A terme, confie Mustafa Suleyman, cofondateur de DeepdMind, à Business Insider, “tout le monde aura son IA personnelle. Elle se souviendra de tout ce que vous lui dites, et deviendra une sorte de “chef de cabinet” de votre vie : planificateur, organisateur, avocat, acheteur… Elle se chargera à votre place et en votre nom de toutes ces actions et vous rendra la vie beaucoup, beaucoup plus simple.” Ces IA intimes connaissent un tel engouement du fait de plusieurs avancées récentes. D’abord celle de “l’IA agentique” qui vise à donner à l’IA la capacité d’agir sur son environnement numérique, par exemple en prenant et en organisant de manière optimale nos rendez-vous, sans qu’il soit nécessaire de la superviser.

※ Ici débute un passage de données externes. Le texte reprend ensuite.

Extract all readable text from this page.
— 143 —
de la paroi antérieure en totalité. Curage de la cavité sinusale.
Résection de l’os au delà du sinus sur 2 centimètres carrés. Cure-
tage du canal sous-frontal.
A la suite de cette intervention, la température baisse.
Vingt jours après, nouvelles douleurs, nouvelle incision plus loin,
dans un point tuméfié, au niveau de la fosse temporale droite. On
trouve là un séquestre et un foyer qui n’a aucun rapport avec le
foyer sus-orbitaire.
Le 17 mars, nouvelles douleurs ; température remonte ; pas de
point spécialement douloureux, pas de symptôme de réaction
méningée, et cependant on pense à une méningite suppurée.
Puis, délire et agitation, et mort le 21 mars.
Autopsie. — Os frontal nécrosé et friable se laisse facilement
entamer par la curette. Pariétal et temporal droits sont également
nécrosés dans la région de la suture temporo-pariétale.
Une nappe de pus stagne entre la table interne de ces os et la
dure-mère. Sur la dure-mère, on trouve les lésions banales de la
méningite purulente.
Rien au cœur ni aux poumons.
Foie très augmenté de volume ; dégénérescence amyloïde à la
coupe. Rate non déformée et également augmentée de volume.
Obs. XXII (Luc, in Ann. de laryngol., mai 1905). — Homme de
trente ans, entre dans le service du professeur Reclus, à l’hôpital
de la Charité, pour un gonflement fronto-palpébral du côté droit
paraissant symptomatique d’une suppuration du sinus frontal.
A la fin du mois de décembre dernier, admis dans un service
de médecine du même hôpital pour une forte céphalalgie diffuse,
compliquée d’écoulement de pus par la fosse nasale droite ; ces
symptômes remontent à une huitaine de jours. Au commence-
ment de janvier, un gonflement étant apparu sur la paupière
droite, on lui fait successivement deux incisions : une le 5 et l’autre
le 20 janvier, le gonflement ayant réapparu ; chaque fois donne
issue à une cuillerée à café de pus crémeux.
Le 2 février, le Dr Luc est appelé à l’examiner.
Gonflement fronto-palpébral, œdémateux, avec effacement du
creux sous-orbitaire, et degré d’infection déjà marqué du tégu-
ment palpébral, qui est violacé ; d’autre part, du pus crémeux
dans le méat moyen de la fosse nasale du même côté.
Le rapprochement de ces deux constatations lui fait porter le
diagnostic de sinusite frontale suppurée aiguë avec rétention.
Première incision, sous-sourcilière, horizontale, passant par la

Les progrès des mini-IA sont également déterminants. Contrairement aux grands modèles de langage (LLM) qui font le pari de la puissance, les petits modèles (SLM) font celui de l’efficience et tentent – avec succès – de maintenir leurs performances en réduisant leur taille. Un champ de recherche précieux : c’est grâce à cela que des modèles peuvent aujourd’hui tourner sur des ordinateurs portables ou des smartphones. Counterpoint Research estime même que les smartphones GenAI représenteront 11 % des téléphones vendus cette année et 43 % en 2027. “Trois PC portables sur quatre vendus en 2027 seront des ordinateurs dotés des capacités avancées en IA générative”, précise le cabinet d’études.

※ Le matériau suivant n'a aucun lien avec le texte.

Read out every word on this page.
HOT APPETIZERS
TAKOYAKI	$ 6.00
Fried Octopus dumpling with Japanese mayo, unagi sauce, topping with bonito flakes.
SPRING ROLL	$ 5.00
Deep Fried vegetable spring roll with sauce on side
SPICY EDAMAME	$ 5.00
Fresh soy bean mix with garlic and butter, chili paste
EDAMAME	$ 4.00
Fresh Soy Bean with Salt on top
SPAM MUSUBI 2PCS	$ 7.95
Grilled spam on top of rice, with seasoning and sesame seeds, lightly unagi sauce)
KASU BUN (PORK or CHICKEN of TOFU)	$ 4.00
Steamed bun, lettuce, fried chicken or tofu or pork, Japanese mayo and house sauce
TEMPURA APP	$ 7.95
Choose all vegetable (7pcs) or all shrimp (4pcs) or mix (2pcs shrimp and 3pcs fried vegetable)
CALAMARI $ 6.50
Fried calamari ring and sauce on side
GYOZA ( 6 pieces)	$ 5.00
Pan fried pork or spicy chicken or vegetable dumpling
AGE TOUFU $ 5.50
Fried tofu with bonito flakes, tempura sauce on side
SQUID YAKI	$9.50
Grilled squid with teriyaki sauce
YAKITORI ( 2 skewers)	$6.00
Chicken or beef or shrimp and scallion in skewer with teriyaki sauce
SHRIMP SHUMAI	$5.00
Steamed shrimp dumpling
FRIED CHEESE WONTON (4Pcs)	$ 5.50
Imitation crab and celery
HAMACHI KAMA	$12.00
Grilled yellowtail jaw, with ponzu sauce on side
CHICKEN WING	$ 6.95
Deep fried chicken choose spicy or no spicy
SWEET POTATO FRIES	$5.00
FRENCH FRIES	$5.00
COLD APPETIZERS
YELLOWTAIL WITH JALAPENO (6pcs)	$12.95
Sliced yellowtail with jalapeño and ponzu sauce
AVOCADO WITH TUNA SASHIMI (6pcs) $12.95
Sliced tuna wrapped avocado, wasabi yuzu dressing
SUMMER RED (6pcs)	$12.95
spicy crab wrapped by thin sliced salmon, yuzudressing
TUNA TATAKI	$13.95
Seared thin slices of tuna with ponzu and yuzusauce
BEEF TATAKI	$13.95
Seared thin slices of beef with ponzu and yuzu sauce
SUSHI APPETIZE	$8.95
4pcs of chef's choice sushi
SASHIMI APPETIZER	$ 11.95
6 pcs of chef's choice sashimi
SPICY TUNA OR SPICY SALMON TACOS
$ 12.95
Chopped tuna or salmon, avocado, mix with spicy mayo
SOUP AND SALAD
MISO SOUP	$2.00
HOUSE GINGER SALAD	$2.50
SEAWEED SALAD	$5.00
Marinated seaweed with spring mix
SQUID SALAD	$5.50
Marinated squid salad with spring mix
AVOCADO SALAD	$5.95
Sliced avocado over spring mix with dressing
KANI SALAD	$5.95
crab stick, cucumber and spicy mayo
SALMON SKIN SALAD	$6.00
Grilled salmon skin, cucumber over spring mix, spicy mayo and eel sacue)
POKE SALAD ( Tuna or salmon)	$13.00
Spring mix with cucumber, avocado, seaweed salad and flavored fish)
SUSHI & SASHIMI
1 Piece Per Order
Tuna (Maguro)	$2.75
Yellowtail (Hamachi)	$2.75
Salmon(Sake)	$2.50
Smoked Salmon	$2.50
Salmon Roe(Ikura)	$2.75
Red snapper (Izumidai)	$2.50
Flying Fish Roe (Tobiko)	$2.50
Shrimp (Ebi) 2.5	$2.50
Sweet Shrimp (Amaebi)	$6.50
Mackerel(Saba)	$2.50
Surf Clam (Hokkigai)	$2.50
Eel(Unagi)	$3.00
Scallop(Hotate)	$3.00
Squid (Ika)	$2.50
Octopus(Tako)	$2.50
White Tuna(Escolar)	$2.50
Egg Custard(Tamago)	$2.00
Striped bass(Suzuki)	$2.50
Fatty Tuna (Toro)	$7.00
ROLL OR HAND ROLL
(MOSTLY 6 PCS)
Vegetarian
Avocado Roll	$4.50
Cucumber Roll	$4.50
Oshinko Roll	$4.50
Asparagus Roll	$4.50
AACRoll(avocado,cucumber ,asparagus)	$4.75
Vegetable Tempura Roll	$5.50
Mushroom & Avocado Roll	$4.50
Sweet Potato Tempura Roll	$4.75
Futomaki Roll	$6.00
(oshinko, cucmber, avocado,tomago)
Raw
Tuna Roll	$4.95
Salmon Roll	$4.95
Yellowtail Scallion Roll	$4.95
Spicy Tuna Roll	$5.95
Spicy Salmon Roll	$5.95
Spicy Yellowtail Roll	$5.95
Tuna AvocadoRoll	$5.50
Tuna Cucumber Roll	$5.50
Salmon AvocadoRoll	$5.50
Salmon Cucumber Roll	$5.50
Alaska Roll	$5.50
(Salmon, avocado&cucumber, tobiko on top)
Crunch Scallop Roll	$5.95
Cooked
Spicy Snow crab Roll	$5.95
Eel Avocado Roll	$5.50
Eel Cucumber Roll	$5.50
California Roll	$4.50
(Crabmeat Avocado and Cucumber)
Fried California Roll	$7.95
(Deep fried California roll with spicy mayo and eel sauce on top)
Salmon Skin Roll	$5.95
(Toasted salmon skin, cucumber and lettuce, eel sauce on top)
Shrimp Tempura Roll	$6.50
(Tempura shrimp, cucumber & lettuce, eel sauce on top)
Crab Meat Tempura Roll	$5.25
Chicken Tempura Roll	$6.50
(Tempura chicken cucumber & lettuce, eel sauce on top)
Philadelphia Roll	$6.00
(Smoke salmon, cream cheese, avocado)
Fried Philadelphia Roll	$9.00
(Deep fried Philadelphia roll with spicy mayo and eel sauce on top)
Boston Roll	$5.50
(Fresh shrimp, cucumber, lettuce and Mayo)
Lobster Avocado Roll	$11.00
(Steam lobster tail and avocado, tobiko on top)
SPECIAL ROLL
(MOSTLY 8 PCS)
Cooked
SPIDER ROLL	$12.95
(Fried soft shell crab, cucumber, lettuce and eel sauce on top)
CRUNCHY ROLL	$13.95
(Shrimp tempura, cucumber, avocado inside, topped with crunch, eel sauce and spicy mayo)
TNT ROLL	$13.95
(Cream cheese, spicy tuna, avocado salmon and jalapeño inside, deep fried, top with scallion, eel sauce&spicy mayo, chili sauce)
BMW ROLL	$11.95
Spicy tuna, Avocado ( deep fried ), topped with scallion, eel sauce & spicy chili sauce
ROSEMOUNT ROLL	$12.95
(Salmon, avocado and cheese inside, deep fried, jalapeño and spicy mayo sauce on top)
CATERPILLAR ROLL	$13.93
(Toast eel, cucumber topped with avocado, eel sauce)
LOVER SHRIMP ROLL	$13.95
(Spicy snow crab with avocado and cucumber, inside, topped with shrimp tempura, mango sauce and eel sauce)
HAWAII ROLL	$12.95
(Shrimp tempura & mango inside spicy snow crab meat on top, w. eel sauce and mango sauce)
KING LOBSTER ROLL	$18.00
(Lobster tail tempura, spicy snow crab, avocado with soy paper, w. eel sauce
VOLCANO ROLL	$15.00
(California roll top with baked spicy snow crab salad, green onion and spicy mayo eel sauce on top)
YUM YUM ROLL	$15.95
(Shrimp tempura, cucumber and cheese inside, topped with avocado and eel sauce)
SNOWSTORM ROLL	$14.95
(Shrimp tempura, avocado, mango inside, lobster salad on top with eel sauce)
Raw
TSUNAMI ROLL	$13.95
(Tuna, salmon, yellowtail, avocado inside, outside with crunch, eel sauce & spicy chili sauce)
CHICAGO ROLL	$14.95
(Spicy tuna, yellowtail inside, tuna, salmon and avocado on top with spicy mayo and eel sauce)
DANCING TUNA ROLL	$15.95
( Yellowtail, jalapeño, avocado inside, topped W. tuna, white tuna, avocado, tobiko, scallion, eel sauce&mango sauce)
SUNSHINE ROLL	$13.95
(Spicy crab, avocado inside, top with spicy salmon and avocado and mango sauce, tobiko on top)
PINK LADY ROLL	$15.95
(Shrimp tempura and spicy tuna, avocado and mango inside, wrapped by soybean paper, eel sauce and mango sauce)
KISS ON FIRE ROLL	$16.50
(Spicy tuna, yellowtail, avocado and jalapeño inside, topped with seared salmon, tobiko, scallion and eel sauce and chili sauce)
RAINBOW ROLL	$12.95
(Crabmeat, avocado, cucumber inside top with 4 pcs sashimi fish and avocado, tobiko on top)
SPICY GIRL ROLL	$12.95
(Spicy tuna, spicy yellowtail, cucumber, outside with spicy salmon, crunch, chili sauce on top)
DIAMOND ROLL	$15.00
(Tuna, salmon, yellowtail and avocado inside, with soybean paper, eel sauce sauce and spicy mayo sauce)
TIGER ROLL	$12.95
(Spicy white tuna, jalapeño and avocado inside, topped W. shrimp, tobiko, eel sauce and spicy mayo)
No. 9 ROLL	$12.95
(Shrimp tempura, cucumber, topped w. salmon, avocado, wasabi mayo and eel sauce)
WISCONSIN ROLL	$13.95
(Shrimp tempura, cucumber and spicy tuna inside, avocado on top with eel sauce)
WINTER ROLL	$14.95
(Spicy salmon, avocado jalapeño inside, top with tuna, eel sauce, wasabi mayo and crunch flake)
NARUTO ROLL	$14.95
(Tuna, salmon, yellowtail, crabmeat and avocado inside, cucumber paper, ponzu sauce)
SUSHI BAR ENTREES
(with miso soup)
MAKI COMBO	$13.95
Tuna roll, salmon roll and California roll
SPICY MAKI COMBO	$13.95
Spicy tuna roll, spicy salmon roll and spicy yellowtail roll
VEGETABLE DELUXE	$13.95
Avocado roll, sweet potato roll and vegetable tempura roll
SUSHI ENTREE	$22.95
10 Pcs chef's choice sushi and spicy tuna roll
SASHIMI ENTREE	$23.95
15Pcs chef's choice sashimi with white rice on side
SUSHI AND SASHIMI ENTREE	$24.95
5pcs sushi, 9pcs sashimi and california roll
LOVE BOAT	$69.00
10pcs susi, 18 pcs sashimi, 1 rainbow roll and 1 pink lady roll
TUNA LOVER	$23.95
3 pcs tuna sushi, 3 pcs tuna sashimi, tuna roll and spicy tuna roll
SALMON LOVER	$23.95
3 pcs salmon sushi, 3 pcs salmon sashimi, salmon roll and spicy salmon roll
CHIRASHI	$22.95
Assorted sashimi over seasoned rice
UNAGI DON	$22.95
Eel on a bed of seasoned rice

Pour que des IA touchant à ce point la sphère intime conquièrent le public, il faudra toutefois qu’elles soient impeccablement sécurisées. Le fonctionnement d’Apple Intelligence est ainsi étroitement encadré, révèle Numerama. Sur l’iPhone, une base de données contenant des détails sur les messages, les photos, les mails et diverses données personnelles de l’utilisateur est créée. Cette liste sensible est entièrement chiffrée et uniquement enregistrée sur l’appareil – elle n’est pas sauvegardée dans le cloud.

Le modèle de langage de l’iPhone gère ensuite, autant que faire se peut, les demandes au niveau local. Ce n’est que lorsque la tâche à accomplir nécessite une puissance plus élevée qu’il fait appel à des serveurs distants. Dans ce cas de figure, il ne transmet qu’une poignée de données utilisateur pour que la tâche soit menée à bien. Le serveur se réinitialise après coup et l’échange est “oublié”. Microsoft, en revanche, a eu besoin d’un délai supplémentaire pour bâtir un bouclier adéquat. Le groupe a annoncé le 13 juin que la fonction Recall ne serait finalement pas proposée dès la semaine prochaine car elle doit être davantage testée. Vu le caractère explosif du sujet, mieux vaut avancer prudemment.